During the last decade, Houston, the fourth most populous city in the U.S., has moved more than 25,000 homeless people directly into apartments and houses. The overwhelming majority of them have remained housed after two years. The number of people deemed homeless in the Houston region has been cut 63% since 2011, according to the latest numbers from local officials. Even judging by the more modest metrics registered in a 2020 federal report, Houston did more than twice as well as the rest of the country at reducing homelessness over the previous decade. Ten years ago, homeless veterans, one of the categories that the federal government tracks, waited 720 days and had to navigate 76 bureaucratic steps to get from the street into permanent housing with support from social service counselors. Today, a streamlined process means the wait for housing is 32 days.
Houston has gotten this far by teaming with county agencies and persuading scores of local service providers, corporations and charitable nonprofits — organizations that often bicker and compete with one another — to row in unison.

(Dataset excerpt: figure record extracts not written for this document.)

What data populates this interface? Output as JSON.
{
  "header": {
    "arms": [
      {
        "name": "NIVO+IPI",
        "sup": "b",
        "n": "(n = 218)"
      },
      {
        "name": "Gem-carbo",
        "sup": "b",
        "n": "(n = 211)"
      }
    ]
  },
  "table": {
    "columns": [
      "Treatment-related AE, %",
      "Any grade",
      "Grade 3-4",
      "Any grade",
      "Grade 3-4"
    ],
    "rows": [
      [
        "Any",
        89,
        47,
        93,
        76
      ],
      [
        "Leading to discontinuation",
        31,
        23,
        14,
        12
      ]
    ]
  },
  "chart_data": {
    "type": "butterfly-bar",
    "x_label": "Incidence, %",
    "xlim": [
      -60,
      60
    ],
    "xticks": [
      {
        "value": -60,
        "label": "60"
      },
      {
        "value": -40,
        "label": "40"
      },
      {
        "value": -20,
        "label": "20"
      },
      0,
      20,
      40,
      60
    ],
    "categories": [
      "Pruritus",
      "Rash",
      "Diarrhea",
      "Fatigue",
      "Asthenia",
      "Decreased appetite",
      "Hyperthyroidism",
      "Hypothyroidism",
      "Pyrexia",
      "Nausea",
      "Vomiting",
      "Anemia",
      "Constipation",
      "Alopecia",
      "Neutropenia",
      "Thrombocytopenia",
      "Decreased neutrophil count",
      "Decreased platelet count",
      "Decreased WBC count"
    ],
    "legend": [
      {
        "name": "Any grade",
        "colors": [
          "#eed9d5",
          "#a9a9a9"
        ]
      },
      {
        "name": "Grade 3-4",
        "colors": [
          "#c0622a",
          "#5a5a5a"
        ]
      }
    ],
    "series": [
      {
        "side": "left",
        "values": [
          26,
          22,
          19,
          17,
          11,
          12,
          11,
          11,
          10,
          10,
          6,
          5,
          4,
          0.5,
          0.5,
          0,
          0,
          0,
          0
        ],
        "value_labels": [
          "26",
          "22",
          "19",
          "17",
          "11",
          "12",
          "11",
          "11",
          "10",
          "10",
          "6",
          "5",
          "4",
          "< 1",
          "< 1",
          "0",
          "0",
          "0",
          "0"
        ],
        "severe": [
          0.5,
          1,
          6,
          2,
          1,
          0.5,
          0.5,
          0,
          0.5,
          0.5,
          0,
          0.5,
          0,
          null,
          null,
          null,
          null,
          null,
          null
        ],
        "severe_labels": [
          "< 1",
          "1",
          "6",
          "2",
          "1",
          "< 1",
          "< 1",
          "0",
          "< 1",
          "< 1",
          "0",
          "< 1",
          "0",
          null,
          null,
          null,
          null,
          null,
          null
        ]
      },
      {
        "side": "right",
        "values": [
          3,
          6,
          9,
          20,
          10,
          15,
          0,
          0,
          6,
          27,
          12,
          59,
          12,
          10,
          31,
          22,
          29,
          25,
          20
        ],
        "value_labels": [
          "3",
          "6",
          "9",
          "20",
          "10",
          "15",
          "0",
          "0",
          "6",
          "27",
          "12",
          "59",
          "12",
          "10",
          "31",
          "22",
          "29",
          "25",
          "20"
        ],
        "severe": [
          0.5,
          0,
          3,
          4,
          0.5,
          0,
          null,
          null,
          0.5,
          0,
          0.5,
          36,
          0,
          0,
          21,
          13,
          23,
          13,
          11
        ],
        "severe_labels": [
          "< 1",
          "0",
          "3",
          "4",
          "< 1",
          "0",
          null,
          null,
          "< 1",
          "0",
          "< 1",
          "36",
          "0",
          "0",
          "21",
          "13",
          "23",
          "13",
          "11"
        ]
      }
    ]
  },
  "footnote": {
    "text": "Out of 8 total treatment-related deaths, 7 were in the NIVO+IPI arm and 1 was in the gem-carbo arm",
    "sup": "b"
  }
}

Together, they have gone all in on “housing first,” a practice, supported by decades of research, that moves the most vulnerable people straight from the streets into apartments, not into shelters, and without first requiring them to wean themselves off drugs or complete a 12-step program or find God or a job.
There are addiction recovery and religious conversion programs that succeed in getting people off the street. But housing first involves a different logic: When you are drowning, it does not help if your rescuer insists you learn to swim before returning you to shore. You can address your issues once you are on land. Or not. Either way, you join the wider population of people battling demons behind closed doors.
“Before I leave office, I want Houston to be the first big city to end chronic homelessness,” Mayor Sylvester Turner said.